As they rode around a kink in the trail, the scouts drew rein in astonishment, awed to silence. The end of the canyon was blocked by a huge wall of the same black stone as the mountains themselves. Each block on its own would have been heavier than anything the tribes could move and the wall seemed strange, somehow wrong to their eyes. They had no craftsmen who worked in stone. With its neat lines and smooth surfaces, it was clearly the work of man, but the sheer size and scale was something they had only seen in wild rocks and valleys. At the base was the final proof that it was not a natural thing.
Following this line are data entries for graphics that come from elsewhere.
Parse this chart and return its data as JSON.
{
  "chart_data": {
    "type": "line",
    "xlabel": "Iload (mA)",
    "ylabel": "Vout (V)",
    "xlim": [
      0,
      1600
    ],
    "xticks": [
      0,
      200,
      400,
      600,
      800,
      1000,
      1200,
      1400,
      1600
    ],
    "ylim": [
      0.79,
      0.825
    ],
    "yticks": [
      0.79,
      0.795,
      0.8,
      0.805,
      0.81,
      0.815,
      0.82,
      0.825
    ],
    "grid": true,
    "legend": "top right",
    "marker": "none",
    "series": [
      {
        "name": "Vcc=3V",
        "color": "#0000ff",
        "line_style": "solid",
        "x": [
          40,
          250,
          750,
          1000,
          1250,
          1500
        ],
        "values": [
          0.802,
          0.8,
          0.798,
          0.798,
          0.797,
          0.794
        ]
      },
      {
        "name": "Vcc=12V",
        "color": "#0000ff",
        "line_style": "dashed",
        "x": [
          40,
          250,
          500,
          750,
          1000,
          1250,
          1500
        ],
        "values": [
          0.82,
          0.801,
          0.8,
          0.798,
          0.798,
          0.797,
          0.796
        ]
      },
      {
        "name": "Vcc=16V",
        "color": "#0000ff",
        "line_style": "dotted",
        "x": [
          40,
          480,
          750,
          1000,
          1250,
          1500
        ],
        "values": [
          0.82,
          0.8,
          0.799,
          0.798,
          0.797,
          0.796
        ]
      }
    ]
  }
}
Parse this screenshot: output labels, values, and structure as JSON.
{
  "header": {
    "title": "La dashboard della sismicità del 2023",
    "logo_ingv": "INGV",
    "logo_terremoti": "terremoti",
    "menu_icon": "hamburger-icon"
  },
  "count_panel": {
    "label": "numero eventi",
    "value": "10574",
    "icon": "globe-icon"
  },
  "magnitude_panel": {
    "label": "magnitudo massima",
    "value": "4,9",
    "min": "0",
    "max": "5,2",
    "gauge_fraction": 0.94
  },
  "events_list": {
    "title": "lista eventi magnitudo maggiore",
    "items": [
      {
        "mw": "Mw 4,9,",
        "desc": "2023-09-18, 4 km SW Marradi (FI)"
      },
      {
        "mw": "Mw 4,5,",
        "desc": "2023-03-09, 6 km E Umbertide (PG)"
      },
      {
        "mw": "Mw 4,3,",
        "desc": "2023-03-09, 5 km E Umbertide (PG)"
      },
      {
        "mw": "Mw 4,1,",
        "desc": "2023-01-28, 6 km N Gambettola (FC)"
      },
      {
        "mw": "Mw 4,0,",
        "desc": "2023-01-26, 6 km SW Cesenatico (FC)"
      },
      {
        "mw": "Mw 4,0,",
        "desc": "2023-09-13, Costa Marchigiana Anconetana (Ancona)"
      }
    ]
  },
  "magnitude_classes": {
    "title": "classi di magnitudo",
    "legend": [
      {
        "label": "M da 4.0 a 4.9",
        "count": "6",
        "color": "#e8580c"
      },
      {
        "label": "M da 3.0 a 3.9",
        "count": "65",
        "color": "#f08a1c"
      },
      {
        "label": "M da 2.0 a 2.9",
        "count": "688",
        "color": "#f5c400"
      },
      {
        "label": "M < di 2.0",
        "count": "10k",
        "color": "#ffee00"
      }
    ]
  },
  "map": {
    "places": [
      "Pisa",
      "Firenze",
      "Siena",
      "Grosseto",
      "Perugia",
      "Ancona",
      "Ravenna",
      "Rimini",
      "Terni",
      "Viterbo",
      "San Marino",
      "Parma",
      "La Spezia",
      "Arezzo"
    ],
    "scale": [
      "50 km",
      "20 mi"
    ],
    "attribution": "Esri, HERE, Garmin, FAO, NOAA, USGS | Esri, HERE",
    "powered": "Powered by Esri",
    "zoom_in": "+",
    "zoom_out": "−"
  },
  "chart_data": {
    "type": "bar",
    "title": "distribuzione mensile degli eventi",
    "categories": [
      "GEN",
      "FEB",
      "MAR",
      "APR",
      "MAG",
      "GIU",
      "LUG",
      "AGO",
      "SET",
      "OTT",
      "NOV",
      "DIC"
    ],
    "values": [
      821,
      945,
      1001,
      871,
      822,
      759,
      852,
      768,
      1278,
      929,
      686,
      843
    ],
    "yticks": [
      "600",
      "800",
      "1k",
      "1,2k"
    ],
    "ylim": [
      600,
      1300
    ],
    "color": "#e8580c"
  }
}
A gate of black iron and wood was set into the base of the wall, ancient and strong.
‘Look at the size of it!’ Kachiun said, shaking his head. ‘How are we going to get through that?’
The scouts merely shrugged and Khasar whistled softly to himself.
‘It would be easy to trap us in this spiritless place. Genghis must be told quickly, before he follows us in.’
‘He’ll want to know if there are warriors up there, brother. You know it.’
Khasar eyed the steep slopes at either side, suddenly feeling vulnerable. It was easy to imagine men dropping stones from the top and there would be no way to avoid them. He considered the pair of scouts who had accompanied them into the canyon. They had been warriors of the Kerait before Genghis had claimed them. Now, they waited impassively for orders, hiding their awe at the size of the wall ahead.
‘Perhaps they just built it to block an army from the desert,’ Khasar said to his brother. ‘It might be unmanned.’